I don’t want to give them too much credit at this point b/c I haven’t looked past the headlines, but at a glance it also looks like in 2008 the company was buying back stock at prices below $10, and then later issued shares in mid 2009 at $15. This may have just been luck, but it may have been shrewd. Something to look into further.
While the company remains focused on the long term for their acquisition strategy, they are focused on the short term in SG&A and have identified ~$10M in cuts that will offset the above mentioned challenges. Importantly these cuts are not coming on the marketing end.

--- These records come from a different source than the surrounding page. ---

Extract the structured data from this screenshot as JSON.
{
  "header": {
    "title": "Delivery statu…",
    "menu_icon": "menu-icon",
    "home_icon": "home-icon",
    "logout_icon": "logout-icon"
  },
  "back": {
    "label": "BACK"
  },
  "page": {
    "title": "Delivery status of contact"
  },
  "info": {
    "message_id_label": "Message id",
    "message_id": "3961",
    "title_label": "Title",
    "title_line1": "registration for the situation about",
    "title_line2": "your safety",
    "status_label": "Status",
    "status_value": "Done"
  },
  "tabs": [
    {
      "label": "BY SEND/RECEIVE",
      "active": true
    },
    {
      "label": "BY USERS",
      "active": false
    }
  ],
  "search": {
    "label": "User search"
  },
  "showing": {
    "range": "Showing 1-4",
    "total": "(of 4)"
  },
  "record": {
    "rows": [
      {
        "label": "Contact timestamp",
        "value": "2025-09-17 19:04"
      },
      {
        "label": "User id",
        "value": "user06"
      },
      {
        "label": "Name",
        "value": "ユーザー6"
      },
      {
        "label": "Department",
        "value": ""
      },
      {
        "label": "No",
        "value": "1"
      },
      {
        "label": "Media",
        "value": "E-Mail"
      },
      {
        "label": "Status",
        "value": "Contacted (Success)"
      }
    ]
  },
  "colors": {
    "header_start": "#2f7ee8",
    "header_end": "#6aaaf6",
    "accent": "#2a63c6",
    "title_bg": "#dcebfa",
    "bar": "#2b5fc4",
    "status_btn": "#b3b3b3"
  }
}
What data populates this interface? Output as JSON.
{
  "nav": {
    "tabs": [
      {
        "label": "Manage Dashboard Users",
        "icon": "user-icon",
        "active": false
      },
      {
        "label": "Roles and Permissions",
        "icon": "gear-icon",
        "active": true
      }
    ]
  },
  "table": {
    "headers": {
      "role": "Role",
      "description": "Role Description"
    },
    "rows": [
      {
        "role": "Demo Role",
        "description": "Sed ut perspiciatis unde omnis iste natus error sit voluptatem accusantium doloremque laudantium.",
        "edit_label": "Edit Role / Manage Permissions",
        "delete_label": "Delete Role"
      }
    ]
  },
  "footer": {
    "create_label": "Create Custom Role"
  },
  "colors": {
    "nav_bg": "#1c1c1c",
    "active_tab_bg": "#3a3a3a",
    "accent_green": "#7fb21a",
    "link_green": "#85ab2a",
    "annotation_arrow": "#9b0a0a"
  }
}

The company plans to continue its expansion and seems to have the cash flow to do it, although critics point to a diminishing number of available brands. They do have a $287.5M convert coming due at the end of june, but they have a revolver they can access to pay that off if needed.
On the negative side, management ownership is limited, and they haven’t been buying shares in recent memory, although they do get shares as compensation which disincentives them from buying in the open market. Additionally, while it looks like cash flow is pretty even, at a glance it seems as if their licensing agreements are up for renewal on a fairly regular basis, and anyone of them could be cut off at the knees on fairly short notice… and despite the “value” of these brands, they are really only worth what you can make from them in most cases so without licensing deals in place its not like they are a rock on the balance sheet. I suppose this helps explain why the company trades at below book value – something rarely seen in a branded business. Basically the brands as a whole are not all that strong, but most asset light businesses can earn a high ROE fairly easily and this business should trade above book in my opinion.
As for another valuation thought… the company is forecasting $180M in FCF for 2012 which as of now translates into a 17% FCF yield. Cheap if you believe the forecast.
Also worth noting the – company does have a share repurchase plan in place. As of 10/11 it was $200M and it has $146M remaining.